From Joshua Johnson
London 13 April 1792
The annexed is the Copy of a letter I had the honor to write you on the 6th. Idem by the brig Mary Captn. McKenzie, via Maryland, and to which I pray your reference.—Mr. G. Morris is still in London. I hear that he means to leave in a week or ten Days. I forward you all the Newspapers and a Pamphlet published on the Income and Expenditure of this Country; the News Papers will give a proper Idea of Occurrences in Europe, I need not therefore add any thing more on those Subjects from which it appears too evident that an European War will inevitably take place before Affairs can be arranged and settled: as yet we have not heard what Effect the Account of the Engagement between the English and French Frigate, and the Capture of the latter in the East Indies, has had on the National Assembly.—I do not see any regulations in the Consular Bill which had passed the Senate respecting the Entry and Clearance of American Ships, and their Seamen. This is however highly necessary, and the sooner the better.
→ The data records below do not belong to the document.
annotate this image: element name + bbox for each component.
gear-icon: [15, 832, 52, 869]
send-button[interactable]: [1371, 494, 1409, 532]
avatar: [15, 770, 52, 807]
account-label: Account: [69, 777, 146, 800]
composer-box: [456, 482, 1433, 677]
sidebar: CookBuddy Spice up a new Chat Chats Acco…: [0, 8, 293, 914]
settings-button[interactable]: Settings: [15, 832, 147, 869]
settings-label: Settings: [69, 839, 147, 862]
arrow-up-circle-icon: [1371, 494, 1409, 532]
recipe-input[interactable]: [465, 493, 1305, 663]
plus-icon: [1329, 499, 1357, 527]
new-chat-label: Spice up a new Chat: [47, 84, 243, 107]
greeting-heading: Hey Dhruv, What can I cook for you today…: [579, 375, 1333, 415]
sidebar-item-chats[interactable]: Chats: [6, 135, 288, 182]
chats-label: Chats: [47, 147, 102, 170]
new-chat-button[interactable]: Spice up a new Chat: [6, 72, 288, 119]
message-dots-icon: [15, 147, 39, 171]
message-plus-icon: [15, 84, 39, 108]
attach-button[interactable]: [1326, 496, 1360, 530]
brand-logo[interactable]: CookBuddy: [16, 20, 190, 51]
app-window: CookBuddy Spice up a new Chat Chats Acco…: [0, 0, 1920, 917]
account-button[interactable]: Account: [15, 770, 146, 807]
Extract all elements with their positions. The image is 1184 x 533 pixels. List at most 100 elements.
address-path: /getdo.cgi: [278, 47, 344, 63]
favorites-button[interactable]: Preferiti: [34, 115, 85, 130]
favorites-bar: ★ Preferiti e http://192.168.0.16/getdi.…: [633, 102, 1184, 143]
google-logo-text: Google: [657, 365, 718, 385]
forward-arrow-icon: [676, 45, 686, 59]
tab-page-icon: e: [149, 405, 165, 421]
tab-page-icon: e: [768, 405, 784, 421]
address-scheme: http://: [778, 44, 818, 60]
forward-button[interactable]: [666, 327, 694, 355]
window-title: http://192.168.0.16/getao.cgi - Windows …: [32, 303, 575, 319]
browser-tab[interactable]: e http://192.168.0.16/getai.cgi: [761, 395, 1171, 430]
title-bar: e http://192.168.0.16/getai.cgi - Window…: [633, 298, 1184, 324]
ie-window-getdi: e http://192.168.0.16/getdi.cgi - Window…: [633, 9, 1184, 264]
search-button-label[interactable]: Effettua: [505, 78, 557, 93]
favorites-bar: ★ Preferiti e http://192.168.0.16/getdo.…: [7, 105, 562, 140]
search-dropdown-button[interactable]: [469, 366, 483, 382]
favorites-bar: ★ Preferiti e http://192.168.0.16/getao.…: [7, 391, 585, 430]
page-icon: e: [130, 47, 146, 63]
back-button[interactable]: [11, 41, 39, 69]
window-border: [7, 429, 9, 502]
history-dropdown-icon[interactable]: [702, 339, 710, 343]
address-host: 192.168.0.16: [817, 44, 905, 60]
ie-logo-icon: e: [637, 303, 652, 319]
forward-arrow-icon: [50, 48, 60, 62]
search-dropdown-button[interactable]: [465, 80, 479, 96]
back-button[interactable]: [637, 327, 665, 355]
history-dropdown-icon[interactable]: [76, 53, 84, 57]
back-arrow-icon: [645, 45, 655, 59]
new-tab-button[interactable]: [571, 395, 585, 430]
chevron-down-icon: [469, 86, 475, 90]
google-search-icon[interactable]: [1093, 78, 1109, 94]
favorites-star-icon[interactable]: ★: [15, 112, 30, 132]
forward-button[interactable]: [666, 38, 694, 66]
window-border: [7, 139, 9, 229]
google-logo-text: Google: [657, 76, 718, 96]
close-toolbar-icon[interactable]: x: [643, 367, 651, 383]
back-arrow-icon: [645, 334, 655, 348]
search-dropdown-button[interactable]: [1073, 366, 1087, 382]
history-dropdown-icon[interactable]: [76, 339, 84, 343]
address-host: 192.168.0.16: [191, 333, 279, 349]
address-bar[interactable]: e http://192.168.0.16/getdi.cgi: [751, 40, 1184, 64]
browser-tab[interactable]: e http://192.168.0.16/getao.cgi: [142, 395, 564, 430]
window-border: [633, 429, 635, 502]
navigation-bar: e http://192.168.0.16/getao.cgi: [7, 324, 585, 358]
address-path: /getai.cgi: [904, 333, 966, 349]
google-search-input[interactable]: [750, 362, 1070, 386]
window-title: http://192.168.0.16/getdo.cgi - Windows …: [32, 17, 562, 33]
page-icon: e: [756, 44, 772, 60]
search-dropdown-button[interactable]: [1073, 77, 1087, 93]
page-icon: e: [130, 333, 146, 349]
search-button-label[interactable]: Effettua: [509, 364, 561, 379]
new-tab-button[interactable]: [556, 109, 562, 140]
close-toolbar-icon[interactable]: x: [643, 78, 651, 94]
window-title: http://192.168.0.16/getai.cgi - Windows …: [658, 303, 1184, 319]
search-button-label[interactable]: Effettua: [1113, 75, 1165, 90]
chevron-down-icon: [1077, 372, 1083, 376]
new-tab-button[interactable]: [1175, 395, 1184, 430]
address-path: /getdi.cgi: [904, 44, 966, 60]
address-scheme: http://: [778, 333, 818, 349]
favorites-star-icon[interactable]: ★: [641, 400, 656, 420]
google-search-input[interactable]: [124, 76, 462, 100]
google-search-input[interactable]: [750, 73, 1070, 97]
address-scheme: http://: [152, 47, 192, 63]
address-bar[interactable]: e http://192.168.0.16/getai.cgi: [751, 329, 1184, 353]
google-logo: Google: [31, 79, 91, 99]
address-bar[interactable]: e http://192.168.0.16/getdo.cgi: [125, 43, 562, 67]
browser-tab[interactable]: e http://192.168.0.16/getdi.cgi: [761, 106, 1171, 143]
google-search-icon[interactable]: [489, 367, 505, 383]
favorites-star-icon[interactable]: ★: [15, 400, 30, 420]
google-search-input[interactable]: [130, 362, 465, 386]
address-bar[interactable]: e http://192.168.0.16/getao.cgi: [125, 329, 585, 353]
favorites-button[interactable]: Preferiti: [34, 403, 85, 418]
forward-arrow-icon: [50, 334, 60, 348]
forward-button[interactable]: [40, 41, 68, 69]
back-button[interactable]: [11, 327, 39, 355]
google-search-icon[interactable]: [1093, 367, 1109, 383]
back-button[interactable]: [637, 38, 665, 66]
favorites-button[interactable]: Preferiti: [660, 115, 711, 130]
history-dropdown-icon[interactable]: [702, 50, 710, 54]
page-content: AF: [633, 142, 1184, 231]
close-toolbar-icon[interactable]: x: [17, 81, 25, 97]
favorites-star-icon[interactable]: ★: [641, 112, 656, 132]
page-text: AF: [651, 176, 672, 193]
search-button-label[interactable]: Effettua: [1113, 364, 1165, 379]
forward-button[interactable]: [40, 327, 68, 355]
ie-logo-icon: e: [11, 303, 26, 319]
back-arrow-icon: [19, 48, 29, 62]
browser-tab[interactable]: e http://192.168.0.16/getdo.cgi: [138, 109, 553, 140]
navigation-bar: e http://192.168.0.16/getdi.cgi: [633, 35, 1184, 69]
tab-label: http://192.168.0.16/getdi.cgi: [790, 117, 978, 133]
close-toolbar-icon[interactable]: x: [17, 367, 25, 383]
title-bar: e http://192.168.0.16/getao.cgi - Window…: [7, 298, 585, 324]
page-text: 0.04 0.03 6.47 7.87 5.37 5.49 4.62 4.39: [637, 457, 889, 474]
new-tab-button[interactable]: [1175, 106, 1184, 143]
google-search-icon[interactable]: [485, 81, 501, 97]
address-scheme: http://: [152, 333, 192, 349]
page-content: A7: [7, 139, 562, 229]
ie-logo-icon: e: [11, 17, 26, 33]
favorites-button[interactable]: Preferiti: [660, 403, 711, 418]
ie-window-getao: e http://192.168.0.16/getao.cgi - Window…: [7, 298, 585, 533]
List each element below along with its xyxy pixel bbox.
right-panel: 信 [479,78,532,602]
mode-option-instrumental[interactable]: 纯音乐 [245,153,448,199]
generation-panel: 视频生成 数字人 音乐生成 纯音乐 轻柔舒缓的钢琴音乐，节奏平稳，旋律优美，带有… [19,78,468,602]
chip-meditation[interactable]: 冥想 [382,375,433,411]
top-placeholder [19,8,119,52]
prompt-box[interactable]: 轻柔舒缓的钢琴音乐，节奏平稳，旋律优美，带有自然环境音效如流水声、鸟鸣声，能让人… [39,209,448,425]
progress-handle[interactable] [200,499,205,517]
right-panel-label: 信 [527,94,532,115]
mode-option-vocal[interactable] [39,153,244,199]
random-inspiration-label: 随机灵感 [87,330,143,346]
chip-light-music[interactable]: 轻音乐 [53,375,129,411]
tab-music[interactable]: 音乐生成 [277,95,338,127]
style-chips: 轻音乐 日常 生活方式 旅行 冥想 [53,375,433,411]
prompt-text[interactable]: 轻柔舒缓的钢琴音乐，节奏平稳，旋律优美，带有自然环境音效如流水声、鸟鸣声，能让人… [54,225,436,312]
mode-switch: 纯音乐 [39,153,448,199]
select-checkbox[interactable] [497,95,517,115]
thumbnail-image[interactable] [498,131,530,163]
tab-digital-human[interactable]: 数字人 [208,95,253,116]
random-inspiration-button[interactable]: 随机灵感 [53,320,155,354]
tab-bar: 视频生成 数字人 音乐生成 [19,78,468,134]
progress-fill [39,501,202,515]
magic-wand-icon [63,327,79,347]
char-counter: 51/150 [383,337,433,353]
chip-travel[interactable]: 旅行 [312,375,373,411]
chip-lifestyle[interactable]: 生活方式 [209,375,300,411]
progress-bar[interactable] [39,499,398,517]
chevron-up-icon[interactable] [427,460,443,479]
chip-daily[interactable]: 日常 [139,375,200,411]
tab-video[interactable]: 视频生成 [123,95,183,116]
The rigid Conduct of the Custom, and Excise Officers, towards the American Captains, has been, and is a continual Complaint; sometime since I wrote the Commissioners of the Customs, and proposed to them to appoint a place to deposit all their Stores whilst in Port, and to be returned them on Clearance, which they rejected. As this must appear fair to every one, I cannot refrain from recommending that strictness should be observed by your Revenue officers towards the English Captains, who I am informed take out large Quantities of Liquors &ca. under the head of Stores, and dispose of them in the United States.
Inclosed you have a Copy of my Letter to the Commissioners, and their Answer.—I am in hopes that Mr. Pinkney will appear soon, after which, and I have had an Interview with him, I will write you fully, in the mean time I am with Consideration, and Respect Sir Your most obedient and most Humble Servant,
RC (DNA: RG 59, CD). Recorded in SJL as received 13 June 1792. Enclosures: (1) Johnson to Commissioners of Customs, 9 Jan. 1792, recommending the allotment of “some place under his Majesty’s entire Control to deposit all Stores belonging to the Ships of the United States over and above their actual Wants during their stay in Port” (same). (2) James Hume to Johnson, [?] Jan. 1792, stating that the Commissioners of Customs had rejected Johnson’s recommendation, “the Commissioners having one fixed and established Rule which attaches upon all Ships arriving from Foreign Parts, in respect to their Stores” (same). (3) Johnson to TJ, 6 Apr. 1792 (Dupl in same).
The pamphlet Johnson sent TJ, the original text of which is now missing, was Robert Rayment, The Income and Expenditure of Great-Britain of the Last Seven Years, Examined and Stated (London, 1791). See Sowerby, description begins E. Millicent Sowerby, comp., Catalogue of the Library of Thomas Jefferson, 1952-1959, 5 vols. description ends No. 2949.